Tutti i trucchi per una sua buona riuscita: dalla temperaura dell'olio (più bassa è più salutare), alla quantità, ai componenti: lo chef Stefano Ciotti ci svela i segreti per preparare la base per antonomasia di molti piatti della cucina italiana
Il ragù non può farne a meno, ma anche il risotto, la pasta con le vongole e l’arrosto. Difficile trovare pietanze degne del loro nome cucinate senza il soffritto, la base per antonomasia di moltissime preparazioni gustose della cucina italiana. Ma un vento nuovo soffia, in direzione manco a dirlo salutista, anche per questo celebre pilastro dell’arte culinaria tricolore, tramandato dalle nonne e sempre decisamente attuale.
A parlarcene è Stefano Ciotti, quotato chef romagnolo (premio come migliore chef emergente nel giugno 2009, ndr ) alla guida del Carducci 76, elegante ristorante a Cattolica (Rn). La sua svolta non tocca tanto i componenti del soffritto, (che poi non è uno, guai a parlarne al singolare, ma sono tanti, e di questo vi diremo più avanti), ma riguarda la temperatura dell’olio o della materia grassa utilizzata in sua alternativa. Affinché i cibi preparati risultino più sani, più digeribili, ma ugualmente saporiti.
Con una premessa, la sua, che ci fa già capire tante cose. «Chi mi ha influenzato di più nel modo di cucinare è sicuramente mia madre, sono i suoi sapori che hanno forgiato la mia cucina, che ancora mi ispirano perché hanno la solidità di un mondo autentico».
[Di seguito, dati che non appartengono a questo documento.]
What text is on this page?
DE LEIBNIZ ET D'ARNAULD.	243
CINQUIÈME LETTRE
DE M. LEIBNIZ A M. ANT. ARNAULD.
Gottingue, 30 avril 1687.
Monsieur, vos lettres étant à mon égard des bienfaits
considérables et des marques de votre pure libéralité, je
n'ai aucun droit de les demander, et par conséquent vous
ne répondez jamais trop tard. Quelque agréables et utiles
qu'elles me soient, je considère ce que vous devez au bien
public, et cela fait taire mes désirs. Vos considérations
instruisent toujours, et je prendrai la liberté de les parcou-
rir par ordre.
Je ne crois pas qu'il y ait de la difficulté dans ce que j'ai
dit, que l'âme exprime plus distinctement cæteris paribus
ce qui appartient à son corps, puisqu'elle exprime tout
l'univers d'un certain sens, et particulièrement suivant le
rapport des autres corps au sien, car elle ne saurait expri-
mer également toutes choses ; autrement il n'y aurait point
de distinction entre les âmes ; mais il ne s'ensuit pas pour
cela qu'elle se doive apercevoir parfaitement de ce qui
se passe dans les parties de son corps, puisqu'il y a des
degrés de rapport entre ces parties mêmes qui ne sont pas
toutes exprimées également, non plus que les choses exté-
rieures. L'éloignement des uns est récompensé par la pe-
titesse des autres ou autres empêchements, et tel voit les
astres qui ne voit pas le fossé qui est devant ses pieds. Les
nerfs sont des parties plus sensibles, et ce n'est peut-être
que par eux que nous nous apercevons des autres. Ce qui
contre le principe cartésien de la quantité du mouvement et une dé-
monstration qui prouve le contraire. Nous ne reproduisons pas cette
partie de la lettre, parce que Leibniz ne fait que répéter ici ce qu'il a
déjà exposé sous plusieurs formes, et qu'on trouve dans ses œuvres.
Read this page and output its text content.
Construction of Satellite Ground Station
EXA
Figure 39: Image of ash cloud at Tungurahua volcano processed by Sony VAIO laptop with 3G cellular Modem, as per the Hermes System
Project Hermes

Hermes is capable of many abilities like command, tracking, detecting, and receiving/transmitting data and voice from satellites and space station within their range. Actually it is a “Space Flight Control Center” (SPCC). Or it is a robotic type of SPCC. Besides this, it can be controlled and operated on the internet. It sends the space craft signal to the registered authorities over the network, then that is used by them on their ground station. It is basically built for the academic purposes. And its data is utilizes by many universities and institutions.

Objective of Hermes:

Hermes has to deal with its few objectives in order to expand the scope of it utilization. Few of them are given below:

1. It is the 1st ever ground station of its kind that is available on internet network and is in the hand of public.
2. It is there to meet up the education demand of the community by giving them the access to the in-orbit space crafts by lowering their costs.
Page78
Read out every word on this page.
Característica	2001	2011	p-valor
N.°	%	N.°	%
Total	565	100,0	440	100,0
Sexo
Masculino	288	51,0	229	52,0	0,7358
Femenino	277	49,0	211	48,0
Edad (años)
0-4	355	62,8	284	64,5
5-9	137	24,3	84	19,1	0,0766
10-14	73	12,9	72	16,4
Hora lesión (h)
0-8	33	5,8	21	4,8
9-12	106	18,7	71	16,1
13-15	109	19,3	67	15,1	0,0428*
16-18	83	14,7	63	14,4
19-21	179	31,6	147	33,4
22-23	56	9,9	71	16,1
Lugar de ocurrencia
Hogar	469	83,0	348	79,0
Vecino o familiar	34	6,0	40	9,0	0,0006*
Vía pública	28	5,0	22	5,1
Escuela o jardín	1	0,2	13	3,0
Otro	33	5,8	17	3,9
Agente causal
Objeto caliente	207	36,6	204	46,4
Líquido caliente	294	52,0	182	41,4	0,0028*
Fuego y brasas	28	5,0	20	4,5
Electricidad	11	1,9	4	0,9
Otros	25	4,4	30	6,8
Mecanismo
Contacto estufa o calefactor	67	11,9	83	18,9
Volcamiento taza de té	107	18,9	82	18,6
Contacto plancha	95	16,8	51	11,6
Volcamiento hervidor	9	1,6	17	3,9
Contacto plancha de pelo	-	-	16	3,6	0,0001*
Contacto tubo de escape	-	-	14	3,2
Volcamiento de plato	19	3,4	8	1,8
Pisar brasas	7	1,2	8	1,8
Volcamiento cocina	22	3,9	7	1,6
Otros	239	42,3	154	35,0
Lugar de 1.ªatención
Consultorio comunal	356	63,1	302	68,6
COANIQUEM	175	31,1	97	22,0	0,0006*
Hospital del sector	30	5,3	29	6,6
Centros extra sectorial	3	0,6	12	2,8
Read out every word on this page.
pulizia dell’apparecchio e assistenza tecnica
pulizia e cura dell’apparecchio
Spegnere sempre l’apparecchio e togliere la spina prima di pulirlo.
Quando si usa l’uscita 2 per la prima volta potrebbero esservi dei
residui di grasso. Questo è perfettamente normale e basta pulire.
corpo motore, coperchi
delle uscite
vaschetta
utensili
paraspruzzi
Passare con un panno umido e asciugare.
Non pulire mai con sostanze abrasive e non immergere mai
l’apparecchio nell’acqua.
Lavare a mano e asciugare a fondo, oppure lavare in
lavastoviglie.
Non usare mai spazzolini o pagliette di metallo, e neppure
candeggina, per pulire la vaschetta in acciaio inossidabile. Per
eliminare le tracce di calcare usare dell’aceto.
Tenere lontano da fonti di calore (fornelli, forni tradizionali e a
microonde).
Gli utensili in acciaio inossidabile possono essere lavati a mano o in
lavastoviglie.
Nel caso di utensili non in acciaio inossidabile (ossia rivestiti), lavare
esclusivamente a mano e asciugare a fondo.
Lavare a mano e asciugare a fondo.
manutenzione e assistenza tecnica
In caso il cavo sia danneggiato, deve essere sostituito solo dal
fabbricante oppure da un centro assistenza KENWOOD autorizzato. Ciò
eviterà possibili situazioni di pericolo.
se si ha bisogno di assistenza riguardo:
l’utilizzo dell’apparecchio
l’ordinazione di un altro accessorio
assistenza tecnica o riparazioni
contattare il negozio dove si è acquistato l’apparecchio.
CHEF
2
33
Ma passiamo a scoprire i segreti che ci ha svelato questo mago dei fornelli legato alla tradizione e ai sapori della sua terra. Tanto per cominciare, partiamo dalla definizione di soffritto. «È l’assemblaggio di ingredienti aromatici – ci dice – con materia grassa, che vengono appunto soffritti. La materia grassa è prevalentemente olio extravergine d’oliva, noi da queste parti non usiamo il burro». Ma gli ingredienti da far soffriggere quali sono esattamente? «Non esiste un solo tipo di soffritto, ma a seconda dei piatti da cucinare si scelgono elementi diversi. Facciamo qualche esempio: si può mettere nell’olio solo aglio tritato, o solo scalogno tritato, oppure cipolla, sedano e carote. Per un piatto di spaghetti alle vongole, faremo un soffritto marino a base di olio, aglio e gambi di prezzemolo. E specifico i gambi e non le foglie, perché sono più tenaci, più resistenti con l’olio ad elevate temperatura soffrono meno, ma rilasciano un bel sapore intenso. Per fare un ragù di carne, invece, faremo un soffritto a base di cipolla, sedano e carota”.
Come premessa, un trucchetto iniziale riguarda la preparazione del trito: per gestire il procedimento al meglio è bene preparare quantitativi ingenti da insacchettare sottovuoto prima, in modo da potenziarne i profumi prima dell’utilizzo.
Veniamo alla cottura, perché è qui che la lezione di Ciotti svela i suoi più pregnanti segreti: «Gli elementi vanno messi nell’olio a freddo, si parte dal fornello spento dunque e si immerge tutto insieme, si mescola e poi si accende la fiamma. Adoperando un ampio tegame, non una padella. Nel soffritto tradizionale si raggiungono i 100° Cdi temperatura. Ma questo fa male. Per raggiungere un ottimo compromesso tra gusto e salute, invece, bisogna tenere il fuoco basso e non superare i 60-65° C. Solo così si mantengono intatte le proprietà nutrizionali dell’olio, che non si ossida, e degli altri elementi. Raggiunta la soglia limite della temperatura - che si riconosce anche a occhio nudo, quando la cipolla o lo scalogno diventano traslucidi - a quel punto è pronto per versarci gli altri elementi della preparazione. Che si tratti dell’acqua delle vongole, o della carne del ragù e via dicendo».
Ma così possiamo parlare sempre di soffritto? «No, io questa versione la chiamo “Infusione forzata”: il palato non ne risente, ma la salute ne beneficia».
La quantità di olio da mettere insieme agli aromi, è un altro di quei dubbi che aleggia da sempre sul soffritto: «L’olio deve quasi coprire il trito di aromi, dev’essere proprio a filo, né più, né meno».